Водянисто колышущееся пространство с уже почти привычным холодком расступилось, и Дарёна с княгиней оказались у лесной дороги. За стволами сосен девушка приметила почти сливавшиеся с окружающей обстановкой фигуры в плащах с поднятыми наголовьями – отряд Радимиры. Личная стража княгини вынырнула из синего лесного сумрака и встала, равномерно прикрыв Лесияру с Дарёной со всех сторон, только впереди оставался открытый промежуток, сквозь который девушка и смотрела на дорогу. Озябшие от волнения пальцы сплелись в тесный замок.
Синий воздух между сосновыми стволами пронзил зябко-розовый луч рассвета. Позвякивая бубенцами и отбрасывая длинные ползучие тени, на дороге показалась повозка, запряжённая четвёркой лошадей. Большинство золочёных узоров было сбито, наружная бархатная обивка доверху забрызгана грязью, а упряжь носила остатки поистрепавшейся в пути роскоши в виде испачканной бахромы, потёртых кисточек, потускневших и заляпанных золотых пластинок на ремнях… Вытянув шею, Дарёна напряжённо всмотрелась в возницу на козлах: перемазанная грязью синяя свитка, туго облегавшая туловище и перетянутая широким кушаком, решительно надвинутая на глаза шапка, знакомо великоватая своему обладателю… Нет, обладательнице. Поблёскивая тусклым, как блекнущие утренние звёзды, желтоватым светом в глазах, усталой четвёркой правила Цветанка.
Лесная тишина наполнилась звоном и трескучим стрекотом, из-за которого Дарёна не слышала даже голосов. Из повозки вышла мать… С точно такими же глазами, какие Дарёна видела во сне – как ночные озёра с колышущимися в тёмной толще воды звёздочками. В них отразилась радость, по движению губ девушка угадала своё имя.
– Дарёнка! – сквозь хруст и писк в ушах расслышала она с другой стороны.

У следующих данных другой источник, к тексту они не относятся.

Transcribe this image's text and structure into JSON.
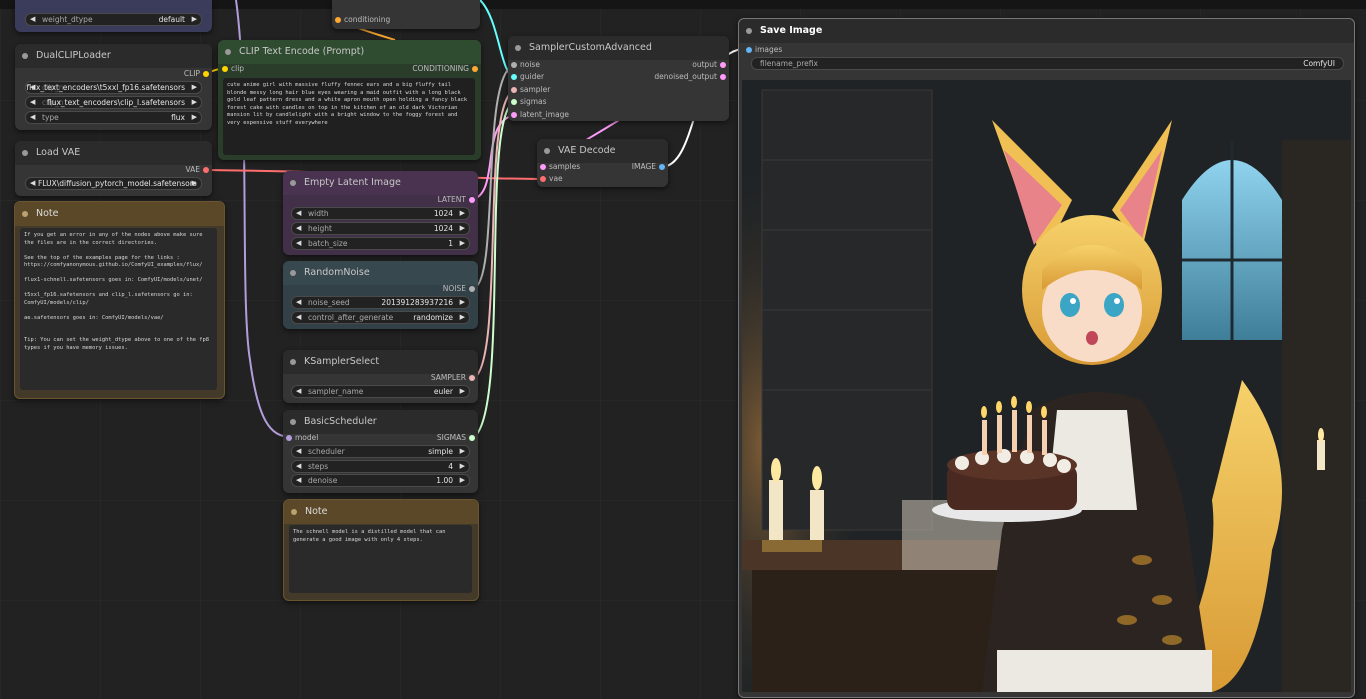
{
  "colors": {
    "canvas": "#222222",
    "node": "#353535",
    "clip_node": "#2a3d2b",
    "latent_node": "#413047",
    "noise_node": "#324047",
    "note_node": "#433a2a",
    "link_clip": "#ffd500",
    "link_conditioning": "#ffa931",
    "link_model": "#b39ddb",
    "link_vae": "#ff6e6e",
    "link_latent": "#ff9cf9",
    "link_image": "#64b5f6",
    "link_noise": "#b0b0b0",
    "link_sampler": "#ecb4b4",
    "link_sigmas": "#cdffcd",
    "link_guider": "#66ffff"
  },
  "top_partial": {
    "weight_dtype_label": "weight_dtype",
    "weight_dtype_value": "default",
    "conditioning_label": "conditioning"
  },
  "dualclip": {
    "title": "DualCLIPLoader",
    "output_clip": "CLIP",
    "clip_name1_label": "clip_n",
    "clip_name1_value": "flux_text_encoders\\t5xxl_fp16.safetensors",
    "clip_name2_label": "clip_n",
    "clip_name2_value": "flux_text_encoders\\clip_l.safetensors",
    "type_label": "type",
    "type_value": "flux"
  },
  "loadvae": {
    "title": "Load VAE",
    "output_vae": "VAE",
    "vae_value": "FLUX\\diffusion_pytorch_model.safetensors"
  },
  "note1": {
    "title": "Note",
    "text": "If you get an error in any of the nodes above make sure the files are in the correct directories.\n\nSee the top of the examples page for the links : https://comfyanonymous.github.io/ComfyUI_examples/flux/\n\nflux1-schnell.safetensors goes in: ComfyUI/models/unet/\n\nt5xxl_fp16.safetensors and clip_l.safetensors go in: ComfyUI/models/clip/\n\nae.safetensors goes in: ComfyUI/models/vae/\n\n\nTip: You can set the weight_dtype above to one of the fp8 types if you have memory issues."
  },
  "cliptext": {
    "title": "CLIP Text Encode (Prompt)",
    "input_clip": "clip",
    "output": "CONDITIONING",
    "text": "cute anime girl with massive fluffy fennec ears and a big fluffy tail blonde messy long hair blue eyes wearing a maid outfit with a long black gold leaf pattern dress and a white apron mouth open holding a fancy black forest cake with candles on top in the kitchen of an old dark Victorian mansion lit by candlelight with a bright window to the foggy forest and very expensive stuff everywhere"
  },
  "latent": {
    "title": "Empty Latent Image",
    "output": "LATENT",
    "width_label": "width",
    "width_value": "1024",
    "height_label": "height",
    "height_value": "1024",
    "batch_label": "batch_size",
    "batch_value": "1"
  },
  "noise": {
    "title": "RandomNoise",
    "output": "NOISE",
    "seed_label": "noise_seed",
    "seed_value": "201391283937216",
    "control_label": "control_after_generate",
    "control_value": "randomize"
  },
  "ksampler": {
    "title": "KSamplerSelect",
    "output": "SAMPLER",
    "sampler_label": "sampler_name",
    "sampler_value": "euler"
  },
  "scheduler": {
    "title": "BasicScheduler",
    "input_model": "model",
    "output": "SIGMAS",
    "scheduler_label": "scheduler",
    "scheduler_value": "simple",
    "steps_label": "steps",
    "steps_value": "4",
    "denoise_label": "denoise",
    "denoise_value": "1.00"
  },
  "note2": {
    "title": "Note",
    "text": "The schnell model is a distilled model that can generate a good image with only 4 steps."
  },
  "sampler_adv": {
    "title": "SamplerCustomAdvanced",
    "inputs": [
      "noise",
      "guider",
      "sampler",
      "sigmas",
      "latent_image"
    ],
    "output_label": "output",
    "denoised_label": "denoised_output"
  },
  "vaedecode": {
    "title": "VAE Decode",
    "input_samples": "samples",
    "input_vae": "vae",
    "output": "IMAGE"
  },
  "saveimage": {
    "title": "Save Image",
    "input_images": "images",
    "prefix_label": "filename_prefix",
    "prefix_value": "ComfyUI"
  }
}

Цветанка соскочила с козел, в её взволнованно приоткрытом рту виднелись клыки. Горестный ужас снов воплотился перед Дарёной в полный рост: то, что она до сих пор видела смутными образами, проступило до боли чётко, в осязаемой и уже непоправимой действительности… Оборотень-возница, когтистая Цветанка в тумане, «Я приду за тобой…» Ледяной корочкой отчаяния хрустнули в памяти слова Твердяны: «Тех, кто ушёл в Марушину тень, нельзя разглядеть, а из тени нет обратного пути. Если хочешь её оплакать – сделай это сейчас. Раз и навсегда. Отпусти её и иди дальше. А будешь цепляться за неё – погибнешь».